1. Ask for permission before touching another person. This rule applies to everyone: there are no exceptions to who does and does not have the right to give or withhold consent for physical contact. That said, girls' bodies are more notoriously objectified. Show her respect by acknowledging her right to decide who touches her body, and when and how they do it.
Note that this does not extend to allowing anyone to decide that you have to touch them. You also have the right to say no if you are not comfortable with the contact.
2. Understand that “No” does mean no. Society often seems disconnected from the concept of consent. Most people understand that if consent is not given, then you should not touch, or continue to touch, a girl. Somehow, though, many of these same people also believe that the validity of a girl’s objection to being touched is dependent on a host of other factors (e.g. how she is dressed, how much she likes you, etc.). This is not true. “No,” means no, period.
This is not limited to romantic situations. The rule extends to any physical contact.

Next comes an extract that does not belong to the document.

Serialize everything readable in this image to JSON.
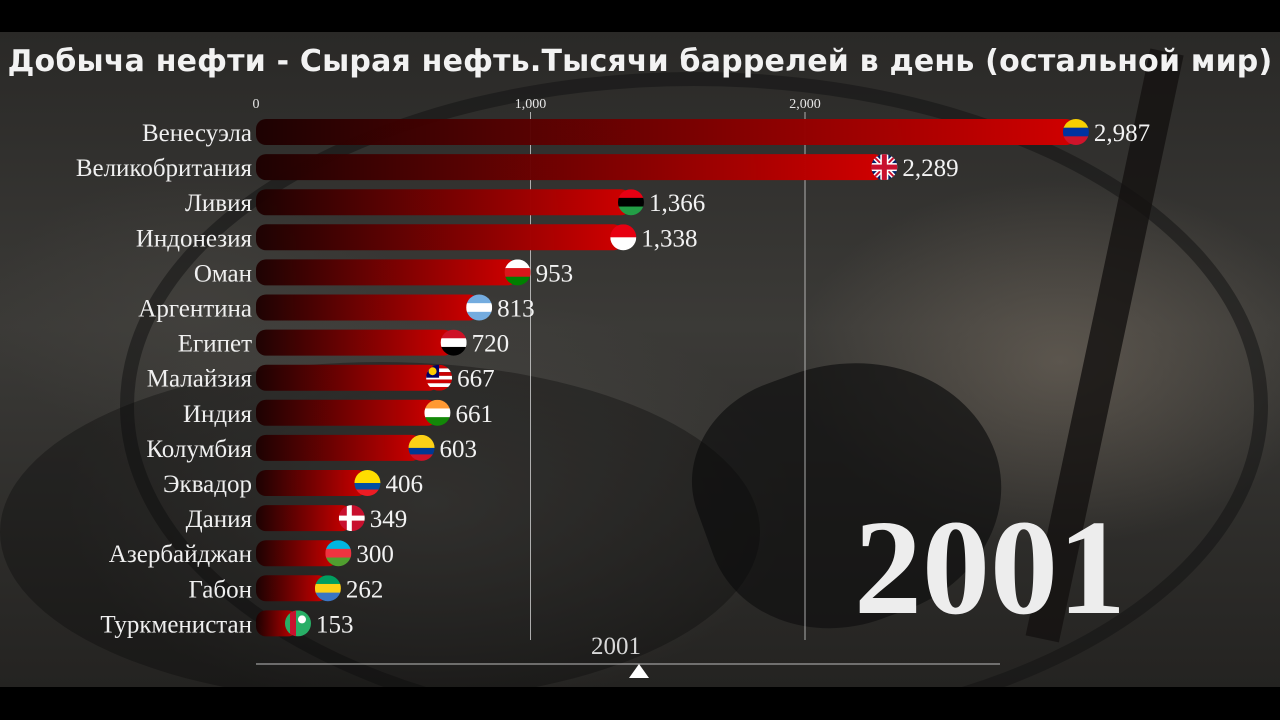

3. Be mindful of comments that affect her body image. You should not compare a girl’s body to other girls' bodies. This can be seen as a direct insult to either, or both, of the girls you are comparing. Even if you are not talking about the girl who’s listening, saying things about other girls’ bodies can imply that you are talking about her body as well.
It is okay to compliment a girl on her looks, but do it respectfully. “I think you are beautiful,” is much more respectful than saying “You’re hot.”

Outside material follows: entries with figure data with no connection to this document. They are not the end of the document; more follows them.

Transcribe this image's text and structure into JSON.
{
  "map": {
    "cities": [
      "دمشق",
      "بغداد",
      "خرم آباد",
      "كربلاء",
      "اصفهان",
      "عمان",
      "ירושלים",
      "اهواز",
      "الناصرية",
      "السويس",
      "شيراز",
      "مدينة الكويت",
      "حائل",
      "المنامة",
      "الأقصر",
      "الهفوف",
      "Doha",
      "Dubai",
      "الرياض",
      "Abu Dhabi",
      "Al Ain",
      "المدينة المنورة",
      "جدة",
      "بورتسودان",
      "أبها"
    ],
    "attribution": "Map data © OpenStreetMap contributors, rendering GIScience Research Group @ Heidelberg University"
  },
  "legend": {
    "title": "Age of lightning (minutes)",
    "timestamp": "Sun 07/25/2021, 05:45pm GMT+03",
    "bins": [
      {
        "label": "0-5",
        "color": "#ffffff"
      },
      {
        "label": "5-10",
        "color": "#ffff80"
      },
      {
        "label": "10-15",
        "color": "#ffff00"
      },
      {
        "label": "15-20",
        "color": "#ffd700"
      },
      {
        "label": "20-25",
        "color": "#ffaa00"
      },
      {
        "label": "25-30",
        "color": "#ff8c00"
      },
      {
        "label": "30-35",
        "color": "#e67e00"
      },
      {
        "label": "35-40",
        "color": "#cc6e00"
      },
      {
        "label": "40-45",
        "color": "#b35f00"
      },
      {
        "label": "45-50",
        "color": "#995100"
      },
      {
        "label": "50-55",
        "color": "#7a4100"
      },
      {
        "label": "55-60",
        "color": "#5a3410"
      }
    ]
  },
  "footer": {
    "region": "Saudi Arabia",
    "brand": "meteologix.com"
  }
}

Rather than complimenting a girl on an aspect she can't change, like her eyes, compliment her on something she has control over, like her rad shoes.
4. Know when to leave a girl alone. Sometimes, a girl might not want your attention. In these cases, you should respect her wishes and leave her alone. If she tells you that she would rather be left alone, it is disrespectful to continue to talk to her, compliment her, or otherwise pursue her attention.
If a girl indicates that she wants to be left alone, then you can just say something like, "Sorry. I'll leave," or "Okay, have a good day," and then leave.